Le système de santé rwandais, un modèle à suivre ?

Alors, comment expliquer une telle augmentation de l’espérance de vie en seulement dix ans ? La réponse se trouve, en partie, dans la prospérité des systèmes de santé de la région. Érigé en modèle africain, le régime rwandais – financé à parts égales par le gouvernement et des donateurs étrangers – couvre aujourd’hui quasiment toute sa population. En effet, même si 45 % des Rwandais vivent encore sous le seuil de pauvreté, 91 % d’entre eux bénéficient d’une assurance maladie publique, appelée Mutuelles de santé. C’est bien plus que dans certains pays développés.
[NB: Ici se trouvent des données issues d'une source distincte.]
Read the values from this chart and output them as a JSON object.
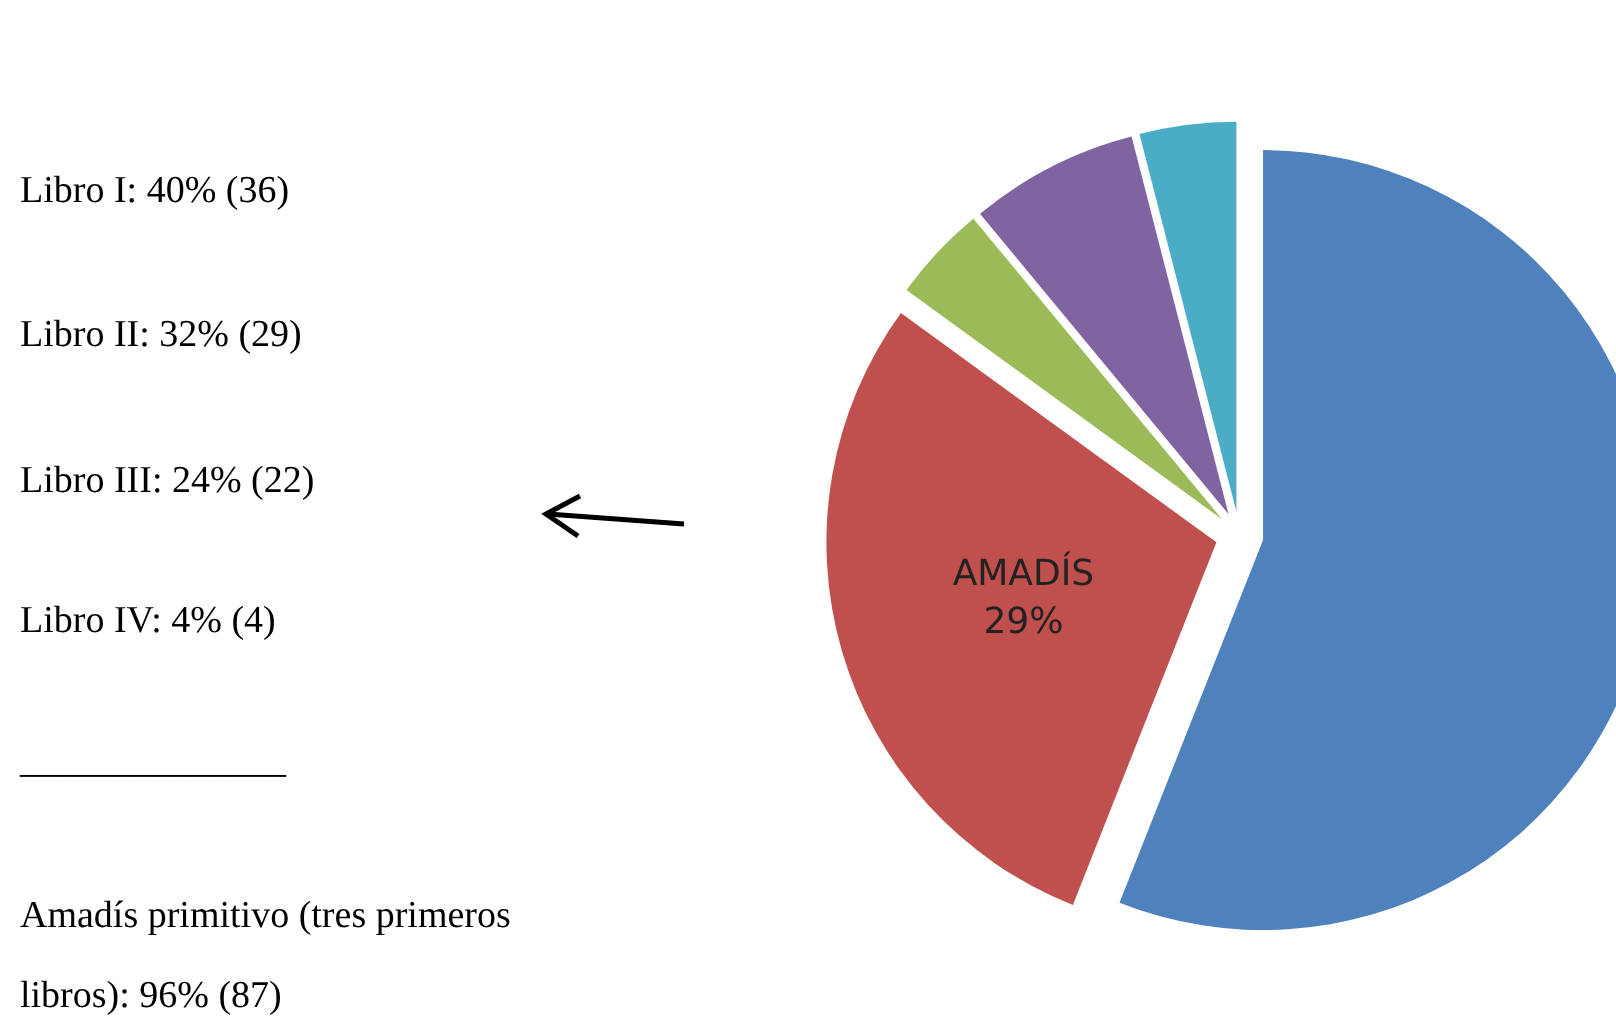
{
  "chart_data": {
    "type": "pie",
    "categories": [
      null,
      "AMADÍS",
      null,
      null,
      null
    ],
    "values": [
      56,
      29,
      4,
      7,
      4
    ],
    "value_labels": [
      null,
      "29%",
      null,
      null,
      null
    ],
    "colors": [
      "#4f81bd",
      "#c0504d",
      "#9bbb59",
      "#8064a2",
      "#4bacc6"
    ],
    "annotations": [
      "Libro I: 40% (36)",
      "Libro II: 32% (29)",
      "Libro III: 24% (22)",
      "Libro IV: 4% (4)",
      "______________",
      "Amadís primitivo (tres primeros libros): 96% (87)"
    ],
    "legend": false
  }
}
Pour étendre ce système à un maximum de personnes, le pays a formé des milliers d’agents de santé communautaires – 45 000 selon l’ONU – envoyés dans toutes les provinces rwandaises selon une délimitation de districts. Diagnostics du paludisme, prescriptions de traitements, conseils nutritionnels ou encore aide à l’accouchement…, autant de tâches qui leur sont attribuées, et qui participent à la chute de certaines maladies. Le taux de paludisme a par exemple diminué de plus de 50 %, tandis que la mortalité liée à l’infection a été réduite de 70 %. Le tout, en six ans.

Le taux de mortalité infantile a chuté lui aussi de près de 50 %. Des chiffres qui font dire à Tedros Adhanon Ghebreyesus, directeur de l’OMS, que « le Rwanda est l’un des rares pays à avoir atteint les Objectifs du millénaire pour le développement ». En visite dans le pays en janvier 2018, il avait aussi ajouté : « D’après ce que je vois sur le terrain, il ne fait aucun doute que ce pays atteindra les ODD [objectifs de développement durable]. »
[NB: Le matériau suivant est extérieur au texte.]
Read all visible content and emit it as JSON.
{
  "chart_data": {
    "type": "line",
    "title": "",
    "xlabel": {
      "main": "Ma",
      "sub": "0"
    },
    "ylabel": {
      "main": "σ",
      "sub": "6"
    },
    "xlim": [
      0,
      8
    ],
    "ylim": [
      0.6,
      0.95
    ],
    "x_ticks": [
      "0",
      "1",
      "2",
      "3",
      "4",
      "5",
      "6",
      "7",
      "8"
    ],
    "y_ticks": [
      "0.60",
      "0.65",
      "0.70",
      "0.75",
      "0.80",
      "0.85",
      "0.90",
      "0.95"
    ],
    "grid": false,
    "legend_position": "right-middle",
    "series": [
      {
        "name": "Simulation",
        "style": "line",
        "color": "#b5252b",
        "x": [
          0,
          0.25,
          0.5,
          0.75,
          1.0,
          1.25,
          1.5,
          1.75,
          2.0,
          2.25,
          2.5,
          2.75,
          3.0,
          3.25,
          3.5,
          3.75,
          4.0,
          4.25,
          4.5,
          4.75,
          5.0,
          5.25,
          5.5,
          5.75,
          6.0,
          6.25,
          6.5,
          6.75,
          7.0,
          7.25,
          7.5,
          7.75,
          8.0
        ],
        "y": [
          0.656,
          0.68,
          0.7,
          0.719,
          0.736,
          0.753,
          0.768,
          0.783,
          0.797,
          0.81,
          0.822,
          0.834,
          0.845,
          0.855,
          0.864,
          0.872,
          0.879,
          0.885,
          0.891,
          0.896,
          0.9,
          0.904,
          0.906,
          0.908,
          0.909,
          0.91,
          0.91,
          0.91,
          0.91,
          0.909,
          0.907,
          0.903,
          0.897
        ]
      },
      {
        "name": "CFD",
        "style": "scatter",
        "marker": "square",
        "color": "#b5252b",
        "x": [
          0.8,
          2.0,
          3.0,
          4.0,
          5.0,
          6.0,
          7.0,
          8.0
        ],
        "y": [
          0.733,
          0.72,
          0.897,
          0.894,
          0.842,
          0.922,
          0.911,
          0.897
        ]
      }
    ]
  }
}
Des initiatives privées aussi

Au Kenya, en Tanzanie et en Ouganda, c’est un système issu du secteur privé qui a pris en main le domaine de la santé. En 2013, la société PharmAccess lance le portefeuille de santé mobile mHealth. Utilisable avec un téléphone portable, il permet à ses utilisateurs de payer leurs dépenses de santé. Après une phase test de deux ans au Kenya, le groupe s’associe avec Safaricom, le plus grand opérateur mobile du pays, ainsi qu’avec le célèbre service de transfert d’argent via mobile, M-Pesa. M-Tiba est né.

Le système, qui permet aussi d’économiser de l’argent destiné aux services médicaux dans son téléphone, compte aujourd’hui plus de 100 000 utilisateurs ayant accès à 120 prestataires de soins. Des modèles qui pourraient donc inspirer d’autres pays du continent. Car malgré encore quelques nations dans le bas du classement mondial en matière d’espérance de vie, l’Afrique parvient tout de même à tirer son épingle du jeu. La lutte contre le sida et un plus large accès au traitement contre le paludisme notamment ont eu pour conséquence directe d’allonger la vie de la population du continent. La preuve, un Africain vit aujourd’hui 60 ans en moyenne, soit cinq ans de plus qu’il y a quinze ans.